Lowrie, a switch-hitter who has been injured often in his four-year Major League career, will become the Astros' starter at shortstop to replace Clint Barmes, who signed with the Pirates after one year in Houston. The move to the Astros gives Lowrie a chance to reunite with manager Brad Mills, who was Lowrie's bench coach with the Red Sox for two years.
"I'm excited," Lowrie said. "It's a great opportunity to reunite with Brad in Houston. I really enjoyed my time with him in Boston, and I'm looking forward to a great opportunity in Houston."
The Astros are getting a player in Lowrie who has struggled to stay healthy. A first-round pick by Boston in the 2005 First-Year Player Draft, Lowrie is a career .252 hitter with 19 homers and 117 RBIs in 256 games with the Red Sox since 2008. He batted .252 with six homers and 36 RBIs last season. "I think he's going to bring something to our ballclub," Mills said.
One thing Lowrie will bring is playoff experience, having helped the Red Sox reach the postseason in 2008 and '09. That will be important on a young Houston club that has inexperienced players all over the diamond as it continues to rebuild.
"I had a couple of years of playoff experience in Boston, and I think it was an opportunity for me to learn what it's like to be on the biggest stage in baseball," Lowrie said. "Now I want to bring that experience to Houston and that culture of a winning attitude to Houston. Even if a team is -- quote, unquote -- rebuilding, it's about winning. I'm going to do everything I can to help the Astros win."
Lowrie doesn't possess great range at shortstop, but his strength is his ability to hit left-handed pitching. He's a career .326 hitter with a .385 on-base percentage against left-handers, but against right-handers is just a .214 hitter with a .293 on-base percentage.
"If you look at my stats, especially through the Minor Leagues and back to college, almost all of my production came from he left side of the plate," Lowrie said. "I know I can hit from the left side. I've had a couple of injuries that have affected my left-handed swing. I'm not here to talk about that. I'm here to talk about the fact I know I'm a quality hitter from both sides of the plate, and I'm going to do the work necessary to get myself ready to be what I believe is a .300 hitter on both sides of the plate."
Weiland, a third-round pick of the Red Sox in the 2008 Draft, will compete for a spot in Houston's rotation. He made his Major League debut in '11, but struggled in limited time as a spot starter and reliever. Weiland, who started five games in seven appearances, went 0-3 with a 7.66 ERA in 24 2/3 innings, with 13 strikeouts and 12 walks.

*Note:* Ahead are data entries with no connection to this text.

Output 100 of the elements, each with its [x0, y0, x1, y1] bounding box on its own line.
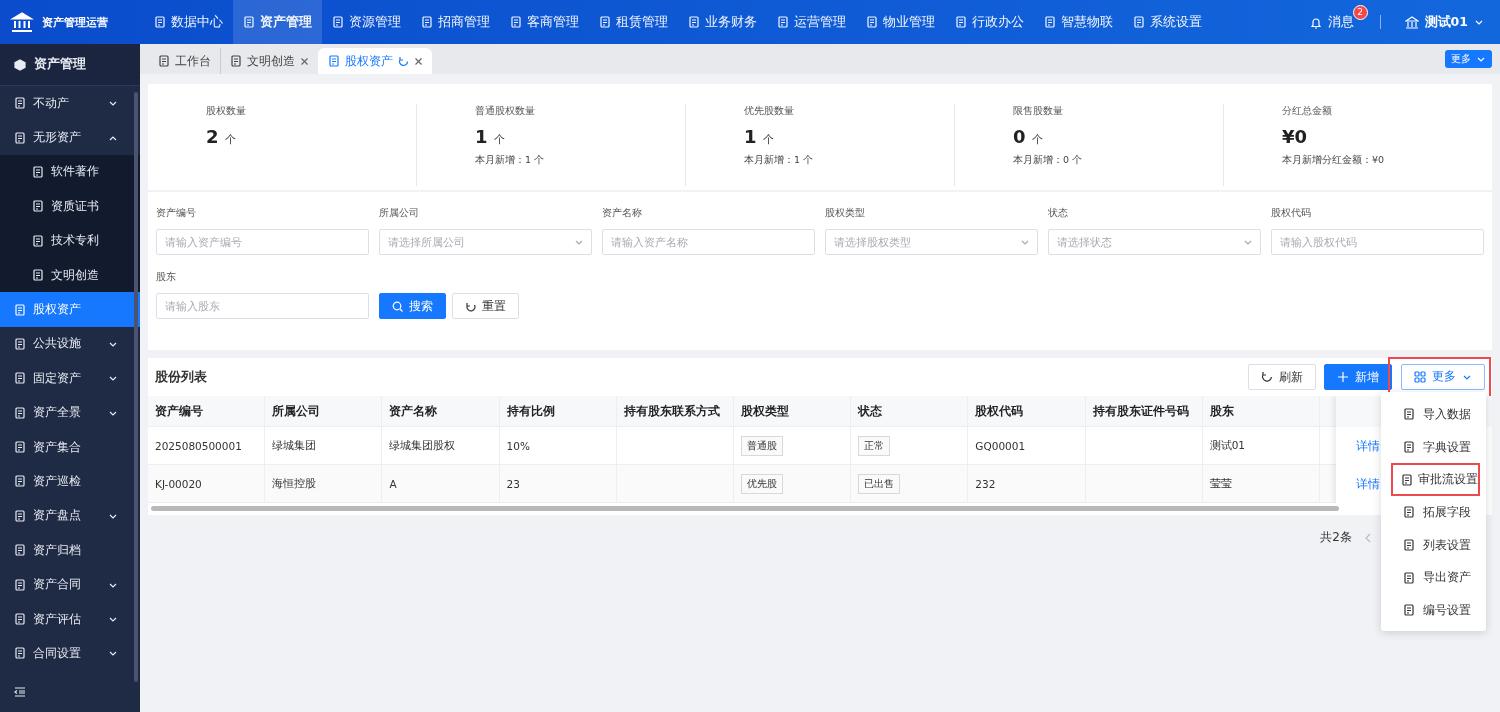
menu-item[interactable]: 列表设置 — [1381, 528, 1486, 562]
menu-item[interactable]: 审批流设置 — [1391, 463, 1480, 497]
tab[interactable]: 股权资产 — [318, 48, 432, 74]
sidebar-item[interactable]: 固定资产 — [0, 361, 140, 396]
messages-button[interactable]: 消息 — [1309, 13, 1354, 31]
stat-unit: 个 — [1031, 132, 1043, 147]
stat-note: 本月新增：1 个 — [475, 154, 546, 167]
table-title: 股份列表 — [155, 368, 207, 386]
document-icon — [243, 16, 255, 28]
sidebar-item[interactable]: 文明创造 — [0, 257, 140, 293]
document-icon — [777, 16, 789, 28]
nav-item[interactable]: 客商管理 — [500, 0, 589, 44]
column-header: 持有比例 — [499, 396, 617, 426]
scrollbar[interactable] — [134, 92, 138, 682]
nav-item[interactable]: 行政办公 — [945, 0, 1034, 44]
nav-item[interactable]: 数据中心 — [144, 0, 233, 44]
sidebar-item[interactable]: 公共设施 — [0, 326, 140, 362]
table-cell: GQ00001 — [968, 427, 1086, 464]
stat-value: ¥0 — [1282, 126, 1308, 147]
bank-icon — [1404, 15, 1419, 29]
input-field[interactable]: 请输入股权代码 — [1271, 229, 1484, 255]
document-icon — [14, 97, 26, 110]
app-title: 资产管理运营 — [42, 14, 108, 30]
field-label: 状态 — [1048, 206, 1069, 220]
document-icon — [14, 131, 26, 144]
nav-item[interactable]: 智慧物联 — [1034, 0, 1123, 44]
document-icon — [158, 55, 170, 67]
document-icon — [1133, 16, 1145, 28]
reset-button[interactable]: 重置 — [452, 293, 519, 319]
menu-item[interactable]: 字典设置 — [1381, 430, 1486, 464]
menu-item[interactable]: 导出资产 — [1381, 561, 1486, 595]
document-icon — [14, 475, 26, 488]
nav-item[interactable]: 运营管理 — [767, 0, 856, 44]
more-button[interactable]: 更多 — [1445, 50, 1492, 68]
sidebar-item[interactable]: 资产评估 — [0, 601, 140, 637]
document-icon — [328, 55, 340, 67]
scrollbar[interactable] — [151, 506, 1339, 511]
document-icon — [1044, 16, 1056, 28]
bank-icon — [10, 11, 34, 33]
select-field[interactable]: 请选择所属公司 — [379, 229, 592, 255]
document-icon — [1403, 408, 1415, 421]
sidebar-item[interactable]: 股权资产 — [0, 292, 140, 327]
sidebar-item[interactable]: 资产归档 — [0, 533, 140, 568]
sidebar-item[interactable]: 资产集合 — [0, 429, 140, 465]
sidebar-item[interactable]: 资产合同 — [0, 567, 140, 602]
document-icon — [421, 16, 433, 28]
nav-item[interactable]: 资源管理 — [322, 0, 411, 44]
chevron-left-icon — [1364, 532, 1372, 543]
nav-item[interactable]: 系统设置 — [1123, 0, 1212, 44]
sidebar-item[interactable]: 资质证书 — [0, 189, 140, 224]
input-field[interactable]: 请输入资产名称 — [602, 229, 815, 255]
more-button[interactable]: 更多 — [1401, 363, 1485, 390]
document-icon — [14, 441, 26, 454]
document-icon — [14, 337, 26, 350]
search-button[interactable]: 搜索 — [379, 293, 446, 319]
sidebar-item[interactable]: 软件著作 — [0, 154, 140, 190]
stat-value: 1 — [475, 126, 488, 147]
select-field[interactable]: 请选择股权类型 — [825, 229, 1038, 255]
document-icon — [14, 372, 26, 385]
stat-value: 1 — [744, 126, 757, 147]
menu-item[interactable]: 编号设置 — [1381, 594, 1486, 627]
refresh-button[interactable]: 刷新 — [1248, 364, 1316, 390]
sidebar-item[interactable]: 不动产 — [0, 86, 140, 121]
document-icon — [866, 16, 878, 28]
tab[interactable]: 工作台 — [148, 48, 220, 74]
select-field[interactable]: 请选择状态 — [1048, 229, 1261, 255]
stat-note: 本月新增分红金额：¥0 — [1282, 154, 1386, 167]
menu-item[interactable]: 导入数据 — [1381, 398, 1486, 431]
document-icon — [14, 613, 26, 626]
menu-item[interactable]: 拓展字段 — [1381, 496, 1486, 529]
input-field[interactable]: 请输入股东 — [156, 293, 369, 319]
field-label: 资产名称 — [602, 206, 643, 220]
table-cell: 绿城集团股权 — [382, 427, 500, 464]
sidebar-item[interactable]: 资产全景 — [0, 395, 140, 430]
stat-label: 分红总金额 — [1282, 104, 1333, 118]
nav-item[interactable]: 租赁管理 — [589, 0, 678, 44]
details-link[interactable]: 详情 — [1356, 437, 1380, 455]
column-header: 状态 — [851, 396, 969, 426]
nav-item[interactable]: 招商管理 — [411, 0, 500, 44]
sidebar-item[interactable]: 技术专利 — [0, 223, 140, 258]
sidebar-item[interactable]: 无形资产 — [0, 120, 140, 155]
nav-item[interactable]: 业务财务 — [678, 0, 767, 44]
input-field[interactable]: 请输入资产编号 — [156, 229, 369, 255]
column-header: 股东 — [1202, 396, 1320, 426]
nav-item[interactable]: 资产管理 — [233, 0, 322, 44]
sidebar-item[interactable]: 合同设置 — [0, 636, 140, 671]
stat-value: 2 — [206, 126, 219, 147]
add-button[interactable]: 新增 — [1324, 364, 1392, 390]
document-icon — [32, 269, 44, 282]
table-cell: 测试01 — [1202, 427, 1320, 464]
reset-icon — [465, 300, 476, 312]
collapse-icon — [14, 687, 26, 697]
nav-item[interactable]: 物业管理 — [856, 0, 945, 44]
table-cell: 绿城集团 — [265, 427, 383, 464]
sidebar-item[interactable]: 资产盘点 — [0, 498, 140, 534]
sidebar-item[interactable]: 资产巡检 — [0, 464, 140, 499]
plus-icon — [1337, 371, 1349, 383]
document-icon — [688, 16, 700, 28]
user-menu[interactable]: 测试01 — [1404, 13, 1484, 31]
details-link[interactable]: 详情 — [1356, 475, 1380, 493]
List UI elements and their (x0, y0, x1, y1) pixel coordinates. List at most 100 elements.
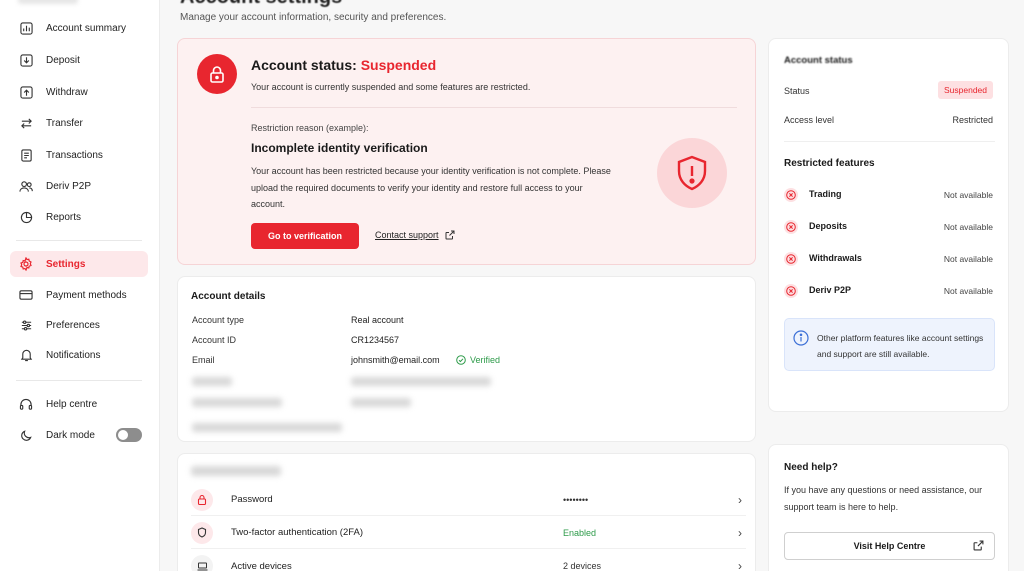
sliders-icon (18, 317, 34, 333)
sidebar-item-preferences[interactable]: Preferences (10, 312, 148, 338)
withdraw-icon (18, 84, 34, 100)
status-description: Your account is currently suspended and … (251, 82, 531, 92)
reason-title: Incomplete identity verification (251, 141, 428, 155)
account-id-label: Account ID (192, 335, 237, 345)
dark-mode-toggle[interactable] (116, 428, 142, 442)
chart-icon (18, 20, 34, 36)
help-title: Need help? (784, 462, 838, 473)
reason-body: Your account has been restricted because… (251, 166, 611, 209)
feature-trading-label: Trading (809, 189, 842, 199)
deposit-icon (18, 52, 34, 68)
chevron-right-icon: › (738, 525, 742, 540)
sidebar-item-label: Deposit (46, 54, 80, 66)
account-status-panel: Account status Status Suspended Access l… (768, 38, 1009, 412)
laptop-icon (191, 555, 213, 571)
sidebar-item-label: Transactions (46, 149, 103, 161)
redacted-section-title (191, 466, 281, 476)
verified-badge: Verified (456, 355, 500, 365)
external-link-icon (445, 230, 455, 240)
visit-help-centre-label: Visit Help Centre (853, 541, 926, 551)
account-id-value: CR1234567 (351, 335, 400, 345)
devices-value: 2 devices (563, 561, 602, 571)
sidebar-item-deposit[interactable]: Deposit (10, 47, 148, 73)
check-circle-icon (456, 355, 466, 365)
account-type-label: Account type (192, 315, 245, 325)
page-subtitle: Manage your account information, securit… (180, 12, 447, 23)
lock-icon (197, 54, 237, 94)
sidebar-item-deriv-p2p[interactable]: Deriv P2P (10, 173, 148, 199)
reason-label: Restriction reason (example): (251, 123, 369, 133)
sidebar-item-help-centre[interactable]: Help centre (10, 391, 148, 417)
sidebar-item-reports[interactable]: Reports (10, 204, 148, 230)
status-label: Status (784, 86, 810, 96)
sidebar-item-account-summary[interactable]: Account summary (10, 15, 148, 41)
sidebar-item-dark-mode: Dark mode (10, 422, 148, 448)
divider (784, 141, 995, 142)
security-row-devices[interactable]: Active devices 2 devices › (191, 550, 746, 571)
feature-trading-value: Not available (943, 190, 993, 200)
account-type-value: Real account (351, 315, 404, 325)
sidebar-item-notifications[interactable]: Notifications (10, 342, 148, 368)
transactions-icon (18, 147, 34, 163)
redacted-field (192, 377, 232, 386)
sidebar-item-label: Help centre (46, 398, 98, 410)
redacted-field (351, 398, 411, 407)
account-details-title: Account details (191, 291, 266, 302)
sidebar-item-payment-methods[interactable]: Payment methods (10, 282, 148, 308)
transfer-icon (18, 115, 34, 131)
security-card: Password •••••••• › Two-factor authentic… (177, 453, 756, 571)
sidebar-divider (16, 240, 142, 241)
sidebar: Account summary Deposit Withdraw Transfe… (0, 0, 160, 571)
access-level-value: Restricted (952, 115, 993, 125)
account-status-card: Account status: Suspended Your account i… (177, 38, 756, 265)
go-to-verification-button[interactable]: Go to verification (251, 223, 359, 249)
sidebar-item-withdraw[interactable]: Withdraw (10, 79, 148, 105)
sidebar-item-label: Preferences (46, 319, 100, 331)
feature-withdrawals-value: Not available (943, 254, 993, 264)
feature-p2p-value: Not available (943, 286, 993, 296)
panel-title: Account status (784, 55, 853, 66)
verified-label: Verified (470, 355, 501, 365)
headset-icon (18, 396, 34, 412)
contact-support-label: Contact support (375, 230, 439, 240)
help-panel: Need help? If you have any questions or … (768, 444, 1009, 571)
lock-icon (191, 488, 213, 511)
x-circle-icon (784, 188, 798, 202)
x-circle-icon (784, 252, 798, 266)
status-badge: Suspended (937, 81, 993, 99)
email-value: johnsmith@email.com (351, 355, 440, 365)
password-label: Password (231, 494, 273, 505)
status-value: Suspended (360, 57, 437, 73)
security-row-password[interactable]: Password •••••••• › (191, 484, 746, 516)
sidebar-item-transfer[interactable]: Transfer (10, 110, 148, 136)
sidebar-item-settings[interactable]: Settings (10, 251, 148, 277)
feature-deposits-value: Not available (943, 222, 993, 232)
shield-icon (191, 521, 213, 544)
chevron-right-icon: › (738, 559, 742, 571)
visit-help-centre-button[interactable]: Visit Help Centre (784, 532, 995, 560)
security-row-2fa[interactable]: Two-factor authentication (2FA) Enabled … (191, 517, 746, 549)
users-icon (18, 178, 34, 194)
redacted-field (192, 398, 282, 407)
card-icon (18, 287, 34, 303)
contact-support-link[interactable]: Contact support (375, 230, 455, 240)
shield-alert-icon (657, 138, 727, 208)
x-circle-icon (784, 284, 798, 298)
pie-icon (18, 209, 34, 225)
info-text: Other platform features like account set… (817, 333, 984, 359)
sidebar-divider (16, 380, 142, 381)
chevron-right-icon: › (738, 492, 742, 507)
feature-p2p-label: Deriv P2P (809, 285, 852, 295)
2fa-label: Two-factor authentication (2FA) (231, 527, 364, 538)
gear-icon (18, 256, 34, 272)
sidebar-item-label: Payment methods (46, 289, 127, 301)
2fa-value: Enabled (563, 527, 597, 538)
sidebar-item-transactions[interactable]: Transactions (10, 142, 148, 168)
sidebar-item-label: Withdraw (46, 86, 88, 98)
external-link-icon (973, 540, 984, 551)
sidebar-item-label: Transfer (46, 117, 83, 129)
sidebar-item-label: Account summary (46, 22, 127, 34)
page-title: Account settings (180, 0, 342, 9)
sidebar-item-label: Deriv P2P (46, 180, 92, 192)
status-title: Account status: Suspended (251, 57, 436, 73)
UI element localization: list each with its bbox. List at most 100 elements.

"I've never been traded, obviously," Weiland said. "It came as a surprise to me, but at the same time, it's a great thing because when you get the call you're going to a place that's looking to have you and use you. That's why they traded for you. It's a great opportunity. I'm going to get the chance to earn a roster spot, but nothing is going to be handed to me."
Weiland will be among a handful of players competing for a starting spot in Houston's rotation next year, a list that includes Jordan Lyles, Henry Sosa and Lucas Harrell.
"Any time you've got a guy's arm like [Weiland] has and what he's able to bring to the table, we want to give this guy a chance to put some innings in for us and utilize his stuff," Mills said.
Melancon, 26, could fill Boston's need for a closer. He pitched in a career-high 71 games for the Astros last season and was 8-4 with a 2.78 ERA and saved 20 games. Mills said it's too early to address the team's closer situation for next year, but veteran Brandon Lyon should be healthy after missing most of last season with a shoulder injury.
The Astros acquired Melancon from the Yankees at the Trade Deadline in 2010 as part of the Lance Berkman deal.
"For me, it's the classic win-win trade," Luhnow said. "Boston had the need for a bullpen arm. We're going to suffer a loss in our bullpen by not having Melancon there for us, but what we're able to get back is a guy who can play a premium position and who has had success with the bat and who has done a lot of good things. To add on top of that a young pitcher capable of being a starting pitcher in the big leagues, we felt this is an opportunity to take advantage of."
To make room on the 40-man roster, the Astros designated infielder/outfielder Brian Bixler for assignment. Bixler was acquired off waivers from the Nationals last month after appearing in 79 games for Washington, hitting .205.